Benefits, Definitions, and Underpinnings
Peer discussion is the exchange of ideas among students in the class, typically in small groups. Instructors and TAs may or may not interact with individual groups during the discussion.
Positive interdependence occurs when students perceive that individual success is enhanced by the success of other group members and the group as a whole.
Promotive interaction occurs when individuals help other group members’ efforts to achieve group goals.
Cooperative learning is group work in which students collaborate on shared tasks, often while playing distinct roles, to reach shared learning goals that are defined by the instructor.
• Student response to PI is generally positive. Students report that it helps them learn course material and that the immediate feedback it provides is valuable.
• Peer discussion is an important component in promoting students to change their conceptual understanding.
• Instructor explanation provides students with feedback and increased confidence in their understanding.
• Both high-performing and low-performing students show learning gains from peer instruction. However, some evidence indicates less benefit for students with lower self-efficacy, or confidence in their ability to complete the tasks of the course.
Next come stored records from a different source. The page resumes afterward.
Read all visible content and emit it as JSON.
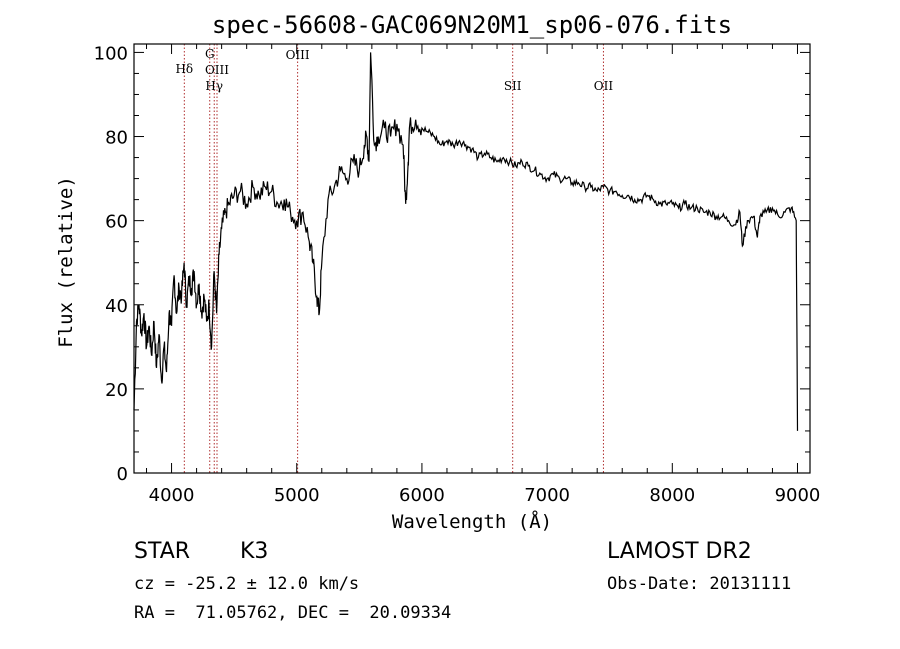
{
  "chart_data": {
    "type": "line",
    "title": "spec-56608-GAC069N20M1_sp06-076.fits",
    "xlabel": "Wavelength (Å)",
    "ylabel": "Flux (relative)",
    "xlim": [
      3700,
      9100
    ],
    "ylim": [
      0,
      102
    ],
    "xticks": [
      4000,
      5000,
      6000,
      7000,
      8000,
      9000
    ],
    "yticks": [
      0,
      20,
      40,
      60,
      80,
      100
    ],
    "grid": false,
    "series": [
      {
        "x": [
          3700,
          3720,
          3740,
          3760,
          3780,
          3800,
          3820,
          3840,
          3860,
          3880,
          3900,
          3920,
          3940,
          3960,
          3980,
          4000,
          4020,
          4040,
          4060,
          4080,
          4100,
          4120,
          4140,
          4160,
          4180,
          4200,
          4220,
          4240,
          4260,
          4280,
          4300,
          4320,
          4340,
          4360,
          4380,
          4400,
          4430,
          4460,
          4500,
          4550,
          4600,
          4650,
          4700,
          4750,
          4800,
          4850,
          4900,
          4950,
          5000,
          5050,
          5100,
          5130,
          5160,
          5180,
          5200,
          5250,
          5300,
          5350,
          5400,
          5450,
          5500,
          5540,
          5560,
          5577,
          5590,
          5620,
          5650,
          5700,
          5750,
          5800,
          5850,
          5870,
          5890,
          5900,
          5950,
          6000,
          6050,
          6100,
          6150,
          6200,
          6250,
          6300,
          6350,
          6400,
          6450,
          6500,
          6550,
          6600,
          6650,
          6700,
          6750,
          6800,
          6850,
          6900,
          6950,
          7000,
          7050,
          7100,
          7150,
          7200,
          7250,
          7300,
          7350,
          7400,
          7450,
          7500,
          7550,
          7600,
          7650,
          7700,
          7750,
          7800,
          7850,
          7900,
          7950,
          8000,
          8050,
          8100,
          8150,
          8200,
          8250,
          8300,
          8350,
          8400,
          8450,
          8500,
          8540,
          8560,
          8600,
          8650,
          8680,
          8700,
          8750,
          8800,
          8850,
          8900,
          8950,
          8990,
          9000
        ],
        "values": [
          15,
          36,
          40,
          33,
          38,
          30,
          35,
          28,
          36,
          25,
          33,
          22,
          30,
          24,
          38,
          35,
          47,
          38,
          44,
          42,
          50,
          40,
          46,
          44,
          48,
          40,
          45,
          38,
          42,
          36,
          40,
          30,
          48,
          38,
          52,
          58,
          62,
          64,
          66,
          67,
          64,
          68,
          66,
          68,
          67,
          64,
          65,
          62,
          60,
          62,
          55,
          50,
          42,
          38,
          50,
          65,
          68,
          72,
          70,
          74,
          72,
          78,
          80,
          74,
          100,
          78,
          80,
          82,
          80,
          83,
          78,
          64,
          74,
          82,
          84,
          82,
          81,
          80,
          78,
          79,
          78,
          79,
          78,
          77,
          75,
          76,
          75,
          74,
          75,
          74,
          73,
          74,
          73,
          72,
          71,
          70,
          71,
          70,
          70,
          69,
          69,
          68,
          68,
          67,
          68,
          67,
          67,
          66,
          66,
          65,
          65,
          66,
          65,
          64,
          64,
          64,
          63,
          64,
          63,
          63,
          62,
          62,
          61,
          61,
          60,
          59,
          62,
          54,
          60,
          61,
          56,
          61,
          62,
          63,
          61,
          62,
          63,
          60,
          10
        ]
      }
    ],
    "emission_lines": [
      {
        "label": "Hδ",
        "x": 4102
      },
      {
        "label": "G",
        "x": 4305
      },
      {
        "label": "OIII",
        "x": 4363
      },
      {
        "label": "Hγ",
        "x": 4341
      },
      {
        "label": "OIII",
        "x": 5007
      },
      {
        "label": "SII",
        "x": 6725
      },
      {
        "label": "OII",
        "x": 7450
      }
    ],
    "line_color": "#000000",
    "marker_color": "#b03030"
  },
  "info": {
    "object_class": "STAR",
    "subclass": "K3",
    "survey": "LAMOST DR2",
    "redshift": "cz = -25.2 ± 12.0 km/s",
    "obs_date": "Obs-Date: 20131111",
    "coords": "RA =  71.05762, DEC =  20.09334"
  }
}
These observations suggest a need for instructional approaches that build mastery.
• Peer instruction (PI) is a form of cooperative learning, which has been shown to increase student achievement, persistence, and attitudes toward science. It provides opportunities for individual action, positive interdependence, promotive interaction and group processing, elements that social interdependence theory posits promote learning. As with many types of informal cooperative learning, peer instruction provides opportunities for formative assessment with immediate feedback.
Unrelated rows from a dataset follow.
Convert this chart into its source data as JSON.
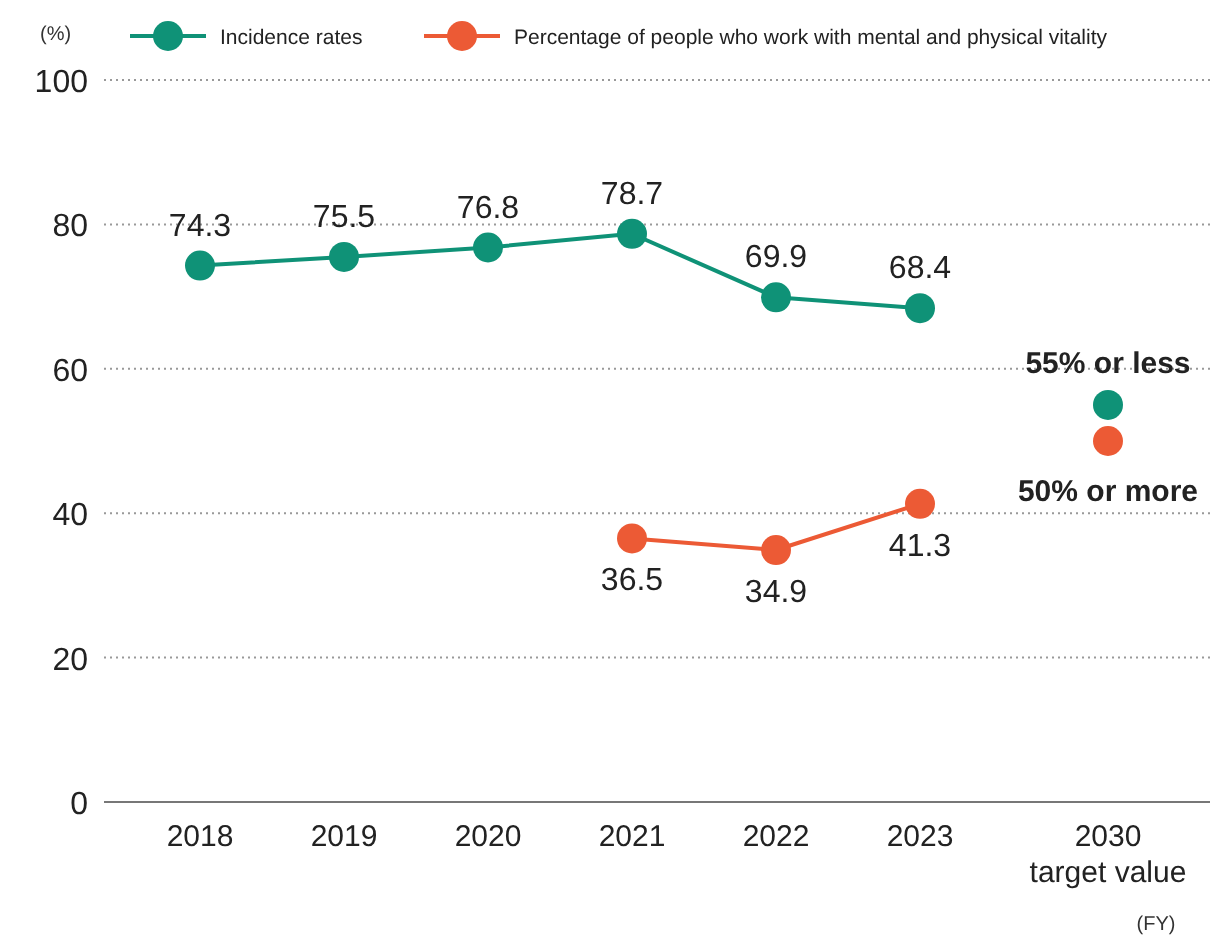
{
  "chart_data": {
    "type": "line",
    "ylabel": "(%)",
    "xlabel": "(FY)",
    "categories": [
      "2018",
      "2019",
      "2020",
      "2021",
      "2022",
      "2023",
      "2030 target value"
    ],
    "ylim": [
      0,
      100
    ],
    "yticks": [
      0,
      20,
      40,
      60,
      80,
      100
    ],
    "grid": "y",
    "legend": "top",
    "marker": "circle",
    "data_labels": true,
    "series": [
      {
        "name": "Incidence rates",
        "color": "#0f9277",
        "values": [
          74.3,
          75.5,
          76.8,
          78.7,
          69.9,
          68.4,
          null
        ]
      },
      {
        "name": "Percentage of people who work with mental and physical vitality",
        "color": "#ec5a35",
        "values": [
          null,
          null,
          null,
          36.5,
          34.9,
          41.3,
          null
        ]
      },
      {
        "type": "scatter",
        "color": "#0f9277",
        "x": [
          "2030 target value"
        ],
        "values": [
          55
        ],
        "value_labels": [
          "55% or less"
        ]
      },
      {
        "type": "scatter",
        "color": "#ec5a35",
        "x": [
          "2030 target value"
        ],
        "values": [
          50
        ],
        "value_labels": [
          "50% or more"
        ]
      }
    ]
  }
}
• PI explicitly incorporates opportunities for students to explain their reasoning and engage in argumentation, practices that helps students integrate new information with existing knowledge, allowing revision of students’ mental models.
• PI also incorporates opportunities for students to be metacognitive: reflecting on whether they answered a question correctly, or guessed, or if they have a question about a component. All of these are regulative processes which have been shown to promote learning.